- Interest is the amount of money a lender or financial institution charges for lending people money through loans
- It's expressed as a percentage of the amount loaned to an individual over a period of time
- It also refers to the amount of shares an investor holds within a particular company, and which is also expressed as a percentage
- There are 2 main types of interest to know about: Simple and compounding
2 types of interest
There are two types of interest that are applied to loans: simple interest and compound interest.
What is simple interest?
Simple interest is a set rate charged on the initial amount of money borrowed. So if you borrow $10,000 to buy a new car and the bank charges a 4% simple interest rate, you’ll pay a fixed interest rate of $400 on top of the principle $10,000 – so $10,400 in total.
What is compound interest?
Compound interest is interest on both the principal and the accumulating interest paid on that loan. Compound interest is great when it comes to investing, as it allows your money to grow over a long period of time.
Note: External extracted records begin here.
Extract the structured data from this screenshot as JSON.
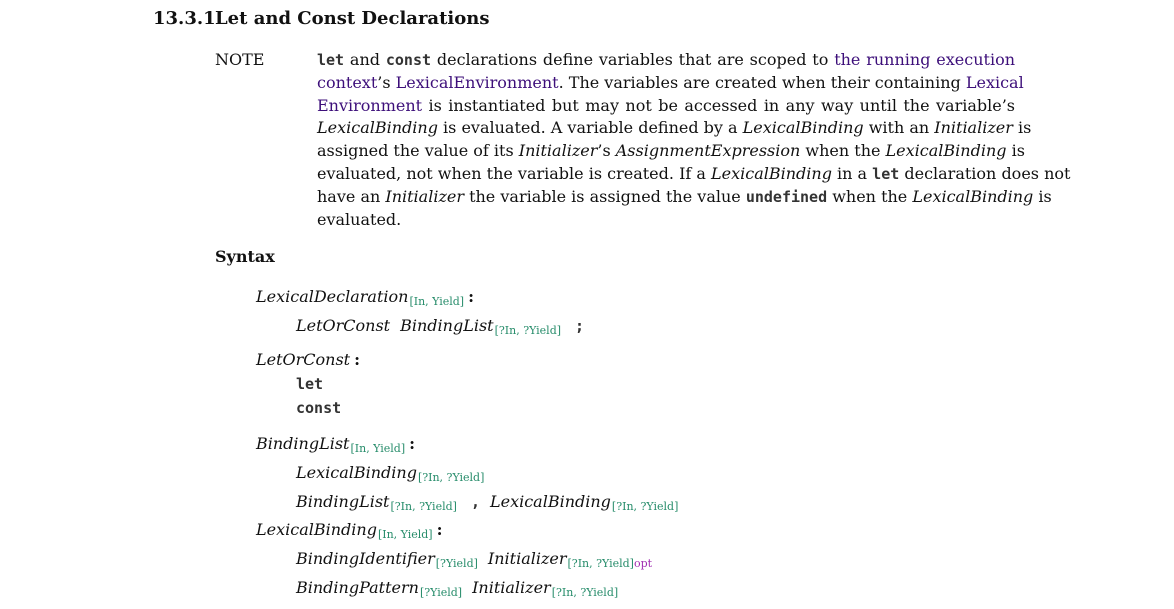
{
  "section": {
    "number": "13.3.1",
    "title": "Let and Const Declarations"
  },
  "note": {
    "label": "NOTE",
    "lines": [
      [
        {
          "t": "code",
          "v": "let"
        },
        {
          "t": "text",
          "v": " and "
        },
        {
          "t": "code",
          "v": "const"
        },
        {
          "t": "text",
          "v": " declarations define variables that are scoped to "
        },
        {
          "t": "link",
          "v": "the running execution"
        }
      ],
      [
        {
          "t": "link",
          "v": "context"
        },
        {
          "t": "text",
          "v": "’s "
        },
        {
          "t": "link",
          "v": "LexicalEnvironment"
        },
        {
          "t": "text",
          "v": ". The variables are created when their containing "
        },
        {
          "t": "link",
          "v": "Lexical"
        }
      ],
      [
        {
          "t": "link",
          "v": "Environment"
        },
        {
          "t": "text",
          "v": " is instantiated but may not be accessed in any way until the variable’s"
        }
      ],
      [
        {
          "t": "ital",
          "v": "LexicalBinding"
        },
        {
          "t": "text",
          "v": " is evaluated. A variable defined by a "
        },
        {
          "t": "ital",
          "v": "LexicalBinding"
        },
        {
          "t": "text",
          "v": " with an "
        },
        {
          "t": "ital",
          "v": "Initializer"
        },
        {
          "t": "text",
          "v": " is"
        }
      ],
      [
        {
          "t": "text",
          "v": "assigned the value of its "
        },
        {
          "t": "ital",
          "v": "Initializer"
        },
        {
          "t": "text",
          "v": "’s "
        },
        {
          "t": "ital",
          "v": "AssignmentExpression"
        },
        {
          "t": "text",
          "v": " when the "
        },
        {
          "t": "ital",
          "v": "LexicalBinding"
        },
        {
          "t": "text",
          "v": " is"
        }
      ],
      [
        {
          "t": "text",
          "v": "evaluated, not when the variable is created. If a "
        },
        {
          "t": "ital",
          "v": "LexicalBinding"
        },
        {
          "t": "text",
          "v": " in a "
        },
        {
          "t": "code",
          "v": "let"
        },
        {
          "t": "text",
          "v": " declaration does not"
        }
      ],
      [
        {
          "t": "text",
          "v": "have an "
        },
        {
          "t": "ital",
          "v": "Initializer"
        },
        {
          "t": "text",
          "v": " the variable is assigned the value "
        },
        {
          "t": "code",
          "v": "undefined"
        },
        {
          "t": "text",
          "v": " when the "
        },
        {
          "t": "ital",
          "v": "LexicalBinding"
        },
        {
          "t": "text",
          "v": " is"
        }
      ],
      [
        {
          "t": "text",
          "v": "evaluated."
        }
      ]
    ]
  },
  "syntax": {
    "heading": "Syntax",
    "productions": [
      {
        "lhs": {
          "name": "LexicalDeclaration",
          "params": "[In, Yield]"
        },
        "colon": ":",
        "rhs": [
          [
            {
              "t": "nt",
              "name": "LetOrConst",
              "params": ""
            },
            {
              "t": "nt",
              "name": "BindingList",
              "params": "[?In, ?Yield]"
            },
            {
              "t": "term",
              "v": ";"
            }
          ]
        ]
      },
      {
        "lhs": {
          "name": "LetOrConst",
          "params": ""
        },
        "colon": ":",
        "rhs": [
          [
            {
              "t": "term",
              "v": "let"
            }
          ],
          [
            {
              "t": "term",
              "v": "const"
            }
          ]
        ]
      },
      {
        "lhs": {
          "name": "BindingList",
          "params": "[In, Yield]"
        },
        "colon": ":",
        "rhs": [
          [
            {
              "t": "nt",
              "name": "LexicalBinding",
              "params": "[?In, ?Yield]"
            }
          ],
          [
            {
              "t": "nt",
              "name": "BindingList",
              "params": "[?In, ?Yield]"
            },
            {
              "t": "term",
              "v": ","
            },
            {
              "t": "nt",
              "name": "LexicalBinding",
              "params": "[?In, ?Yield]"
            }
          ]
        ]
      },
      {
        "lhs": {
          "name": "LexicalBinding",
          "params": "[In, Yield]"
        },
        "colon": ":",
        "rhs": [
          [
            {
              "t": "nt",
              "name": "BindingIdentifier",
              "params": "[?Yield]"
            },
            {
              "t": "nt",
              "name": "Initializer",
              "params": "[?In, ?Yield]",
              "opt": "opt"
            }
          ],
          [
            {
              "t": "nt",
              "name": "BindingPattern",
              "params": "[?Yield]"
            },
            {
              "t": "nt",
              "name": "Initializer",
              "params": "[?In, ?Yield]"
            }
          ]
        ]
      }
    ]
  }
}
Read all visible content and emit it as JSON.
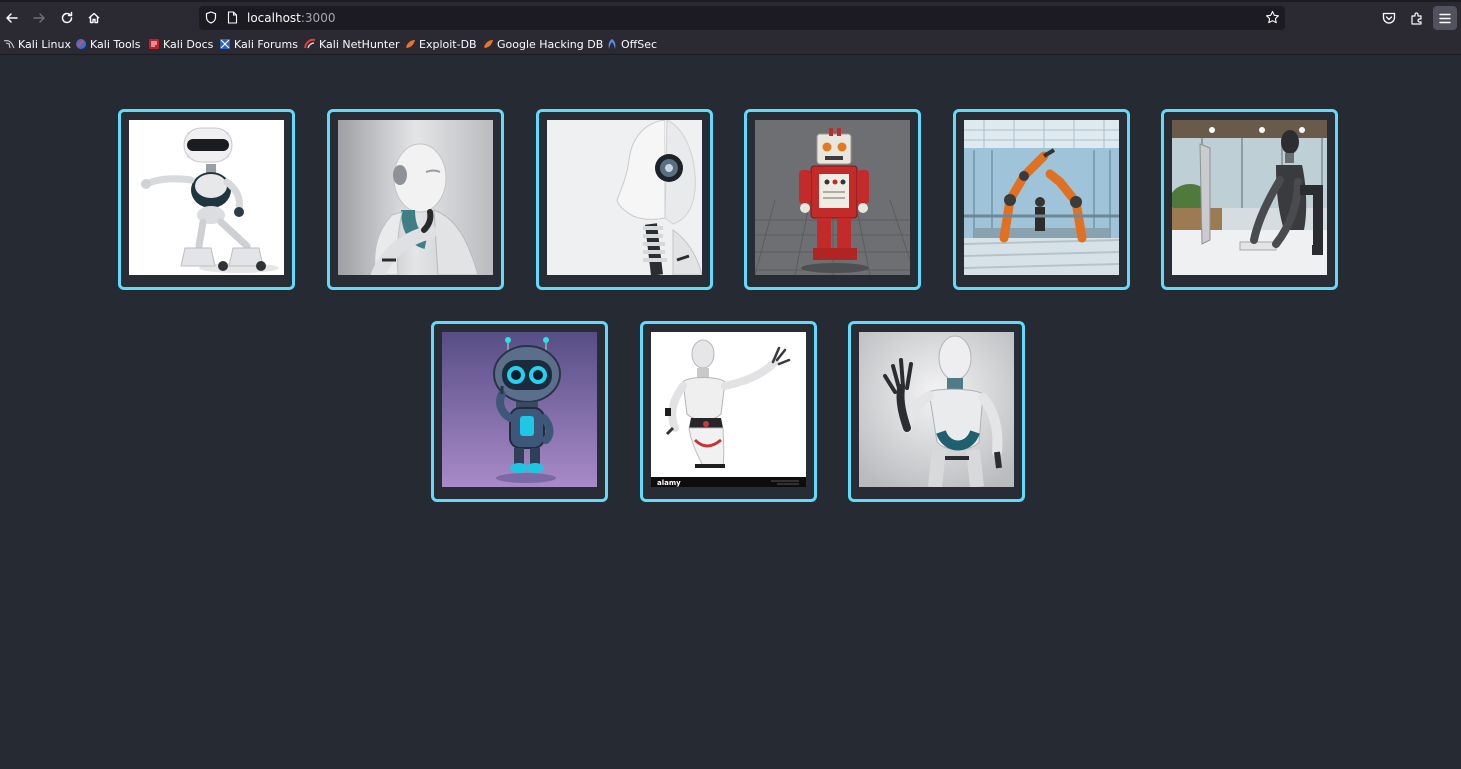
{
  "browser": {
    "url_host": "localhost",
    "url_port": ":3000",
    "bookmarks": [
      {
        "label": "Kali Linux",
        "icon": "kali-dragon-icon"
      },
      {
        "label": "Kali Tools",
        "icon": "kali-tools-icon"
      },
      {
        "label": "Kali Docs",
        "icon": "kali-docs-icon"
      },
      {
        "label": "Kali Forums",
        "icon": "kali-forums-icon"
      },
      {
        "label": "Kali NetHunter",
        "icon": "nethunter-icon"
      },
      {
        "label": "Exploit-DB",
        "icon": "exploit-db-icon"
      },
      {
        "label": "Google Hacking DB",
        "icon": "ghdb-icon"
      },
      {
        "label": "OffSec",
        "icon": "offsec-icon"
      }
    ]
  },
  "colors": {
    "page_background": "#262a33",
    "tile_border": "#61dafb",
    "tile_background": "#282c34"
  },
  "gallery": {
    "images": [
      {
        "subject": "white cartoon robot with visor presenting"
      },
      {
        "subject": "humanoid robot thinking with hand on chin"
      },
      {
        "subject": "humanoid robot head in profile"
      },
      {
        "subject": "red and white retro toy robot on grid"
      },
      {
        "subject": "orange industrial robot arms in factory"
      },
      {
        "subject": "humanoid robot working at computer desk"
      },
      {
        "subject": "cute blue robot on purple background"
      },
      {
        "subject": "white female android gesturing",
        "caption": "alamy"
      },
      {
        "subject": "white humanoid robot waving"
      }
    ]
  }
}
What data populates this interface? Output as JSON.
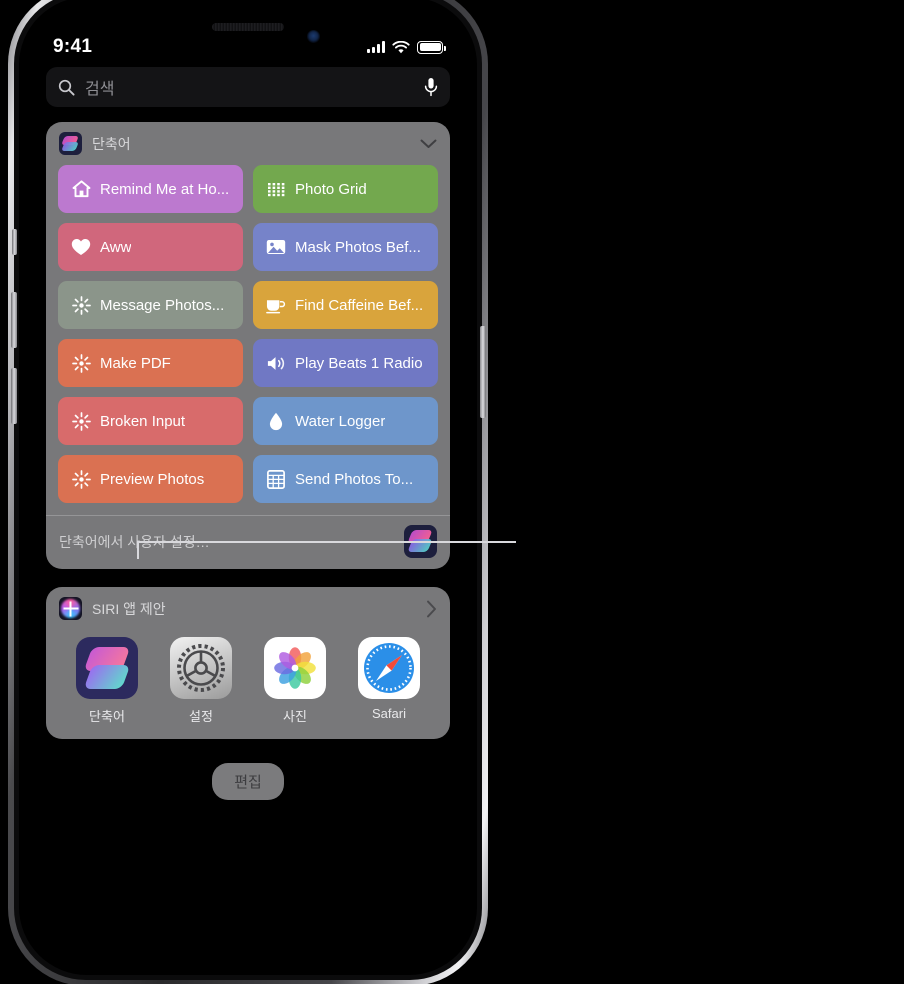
{
  "status_bar": {
    "time": "9:41",
    "cellular_icon": "signal-bars-icon",
    "wifi_icon": "wifi-icon",
    "battery_icon": "battery-icon"
  },
  "search": {
    "placeholder": "검색",
    "search_icon": "search-icon",
    "mic_icon": "microphone-icon"
  },
  "shortcuts_widget": {
    "title": "단축어",
    "app_icon": "shortcuts-app-icon",
    "collapse_icon": "chevron-down-icon",
    "footer_text": "단축어에서 사용자 설정…",
    "footer_icon": "shortcuts-app-icon",
    "tiles": [
      {
        "label": "Remind Me at Ho...",
        "icon": "house-icon",
        "color": "#bc79cf"
      },
      {
        "label": "Photo Grid",
        "icon": "dot-grid-icon",
        "color": "#73a84e"
      },
      {
        "label": "Aww",
        "icon": "heart-icon",
        "color": "#d0677c"
      },
      {
        "label": "Mask Photos Bef...",
        "icon": "photo-icon",
        "color": "#7683c9"
      },
      {
        "label": "Message Photos...",
        "icon": "sparkle-icon",
        "color": "#8b958a"
      },
      {
        "label": "Find Caffeine Bef...",
        "icon": "coffee-cup-icon",
        "color": "#d9a43c"
      },
      {
        "label": "Make PDF",
        "icon": "sparkle-icon",
        "color": "#da7152"
      },
      {
        "label": "Play Beats 1 Radio",
        "icon": "speaker-icon",
        "color": "#7078c4"
      },
      {
        "label": "Broken Input",
        "icon": "sparkle-icon",
        "color": "#d86b6b"
      },
      {
        "label": "Water Logger",
        "icon": "water-drop-icon",
        "color": "#6e96cb"
      },
      {
        "label": "Preview Photos",
        "icon": "sparkle-icon",
        "color": "#da7152"
      },
      {
        "label": "Send Photos To...",
        "icon": "table-grid-icon",
        "color": "#6e96cb"
      }
    ]
  },
  "siri_widget": {
    "title": "SIRI 앱 제안",
    "app_icon": "siri-icon",
    "disclosure_icon": "chevron-right-icon",
    "apps": [
      {
        "name": "단축어",
        "icon": "shortcuts-app-icon"
      },
      {
        "name": "설정",
        "icon": "settings-app-icon"
      },
      {
        "name": "사진",
        "icon": "photos-app-icon"
      },
      {
        "name": "Safari",
        "icon": "safari-app-icon"
      }
    ]
  },
  "edit_button": {
    "label": "편집"
  }
}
If you invest $1,000 tomorrow, then $1,000 in a year, and you continue doing that for 30 years with an interest rate of 8%, in 30 years time you could have a pot of $113,283. That’s $83,283 earned in interest!
Compound interest is one way to beat inflation.
Difference between simple and compound interest
In a nutshell, the difference between simple interest and compound interest is that when calculating simple interest, you don't add the interest of previous years into the calculation of the new interest amount.